My husband and I were married in 2010. He had been married before and had two children. I knew early on in our relationship that he couldn’t father more children. At first, it was so hard for me to be open to completely loving him. I was 35, but I could still have children, I wasn’t too old. That first year of our relationship I took things as they came. I had never had a relationship with a man who I completely trusted . I believed him when he said he loved me, and I admit it took me a little longer to tell him. Once I opened myself to him I knew that he was the only man for me. He loved me the way I always wanted to be loved, and I felt free to love him. On July 15, 2008, the anniversary of our first date he proposed. I didn’t even hesitate when I said yes. I knew I was giving up having children of my own. There was a part of me that felt relieved, it was out of my hands. I also struggled with the feeling I was just giving up. Occasionally, I still have dreams where I am pregnant or having a baby. I will wake up and the feeling is so real that for a moment I can’t believe it’s not true.

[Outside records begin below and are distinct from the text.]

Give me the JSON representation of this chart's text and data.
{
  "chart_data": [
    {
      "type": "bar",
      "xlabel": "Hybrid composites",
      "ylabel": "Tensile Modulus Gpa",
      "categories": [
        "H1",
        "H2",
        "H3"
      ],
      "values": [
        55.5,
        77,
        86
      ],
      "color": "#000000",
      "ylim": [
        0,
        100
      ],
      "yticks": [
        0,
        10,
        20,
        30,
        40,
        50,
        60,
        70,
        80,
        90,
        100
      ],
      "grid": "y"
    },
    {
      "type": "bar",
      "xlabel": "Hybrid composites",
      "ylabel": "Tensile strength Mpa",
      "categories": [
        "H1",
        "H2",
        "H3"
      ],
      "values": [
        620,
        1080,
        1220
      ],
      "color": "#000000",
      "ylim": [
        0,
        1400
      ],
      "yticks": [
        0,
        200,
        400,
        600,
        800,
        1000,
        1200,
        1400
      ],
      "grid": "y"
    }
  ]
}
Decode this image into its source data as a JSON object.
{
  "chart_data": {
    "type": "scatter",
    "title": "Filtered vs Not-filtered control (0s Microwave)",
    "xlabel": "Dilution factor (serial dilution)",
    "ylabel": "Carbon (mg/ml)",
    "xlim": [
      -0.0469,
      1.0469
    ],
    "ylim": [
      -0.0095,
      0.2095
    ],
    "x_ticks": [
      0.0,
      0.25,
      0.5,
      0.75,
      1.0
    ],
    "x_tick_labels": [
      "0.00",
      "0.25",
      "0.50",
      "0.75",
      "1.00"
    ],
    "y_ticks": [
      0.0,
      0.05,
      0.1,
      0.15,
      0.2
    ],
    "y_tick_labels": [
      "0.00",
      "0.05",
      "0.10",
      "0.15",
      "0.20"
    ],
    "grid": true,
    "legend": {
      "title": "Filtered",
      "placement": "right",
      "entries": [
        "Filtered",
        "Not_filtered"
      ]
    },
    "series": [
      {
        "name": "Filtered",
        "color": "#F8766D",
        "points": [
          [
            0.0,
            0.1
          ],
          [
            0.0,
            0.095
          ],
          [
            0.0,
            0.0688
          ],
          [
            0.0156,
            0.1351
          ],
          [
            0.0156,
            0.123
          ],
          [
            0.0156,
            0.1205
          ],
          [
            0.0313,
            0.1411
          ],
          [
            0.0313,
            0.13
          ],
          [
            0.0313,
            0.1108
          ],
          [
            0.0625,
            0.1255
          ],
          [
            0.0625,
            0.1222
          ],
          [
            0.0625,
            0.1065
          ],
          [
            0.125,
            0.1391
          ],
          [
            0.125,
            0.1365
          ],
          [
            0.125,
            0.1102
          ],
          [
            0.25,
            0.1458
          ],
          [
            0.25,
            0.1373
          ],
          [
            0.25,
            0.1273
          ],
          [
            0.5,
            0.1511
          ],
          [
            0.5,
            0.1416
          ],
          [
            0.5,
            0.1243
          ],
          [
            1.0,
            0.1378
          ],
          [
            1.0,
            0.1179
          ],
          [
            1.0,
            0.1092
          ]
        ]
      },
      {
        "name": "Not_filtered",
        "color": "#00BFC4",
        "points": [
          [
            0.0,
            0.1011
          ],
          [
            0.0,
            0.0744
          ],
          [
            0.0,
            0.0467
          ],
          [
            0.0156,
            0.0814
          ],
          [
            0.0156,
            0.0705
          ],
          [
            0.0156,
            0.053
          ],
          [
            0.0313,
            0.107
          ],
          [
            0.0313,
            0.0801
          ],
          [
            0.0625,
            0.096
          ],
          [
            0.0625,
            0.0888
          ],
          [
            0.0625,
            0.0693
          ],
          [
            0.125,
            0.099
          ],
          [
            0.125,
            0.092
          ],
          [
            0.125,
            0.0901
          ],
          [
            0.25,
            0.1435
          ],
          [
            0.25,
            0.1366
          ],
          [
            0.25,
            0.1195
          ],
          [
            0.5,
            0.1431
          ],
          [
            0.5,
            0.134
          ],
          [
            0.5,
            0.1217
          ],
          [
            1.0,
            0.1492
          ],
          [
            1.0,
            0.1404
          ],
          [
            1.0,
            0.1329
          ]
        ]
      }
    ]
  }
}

When I became a licensed child-care provider in 2005 I had no idea the impact that career change would make on my life. I did it because the child-care center I worked for was closing and there was a need for providers. I didn’t realize then that these children I care for would become such a part of my heart. Most of the families I care for don’t know my story. I don’t know how to begin to let them know how humbled and grateful I am that they choose me to be a small part of their children’s lives.
How do I tell people my story? There is no segue. It is hard for me to share those bonding stories of pregnancy, labor, and birth with other women, because my stories don’t have happy endings. Sometimes I do feel cheated out of that experience, but I never want to make people feel awkward in struggling to find the right words of comfort. There are no words that take away the pain or make moving on with your life easier. I will never get to hear my child call me “Mom”, I will never get clumsy made Mother’s Day cards, and I also will never experience the feeling of “empty nest” when my child leaves for college. Every day is just a little bit easier. You find yourself crying a little less, smiling a little more. One day the pain that once overwhelmed your soul becomes a precious memory that you want to hold on to. Acceptance doesn’t mean you forget, for me it meant moving on and embracing all the good with the bad, the anguish with optimism, loving the people in my life that are alive, and remembering the people that are gone.
“Not all scars are visible. Regardless, they are usually painful when you first get them. But with time they might fade or they can remain and become a beautiful reminder… that you survived.” – Jose’ N. Harris.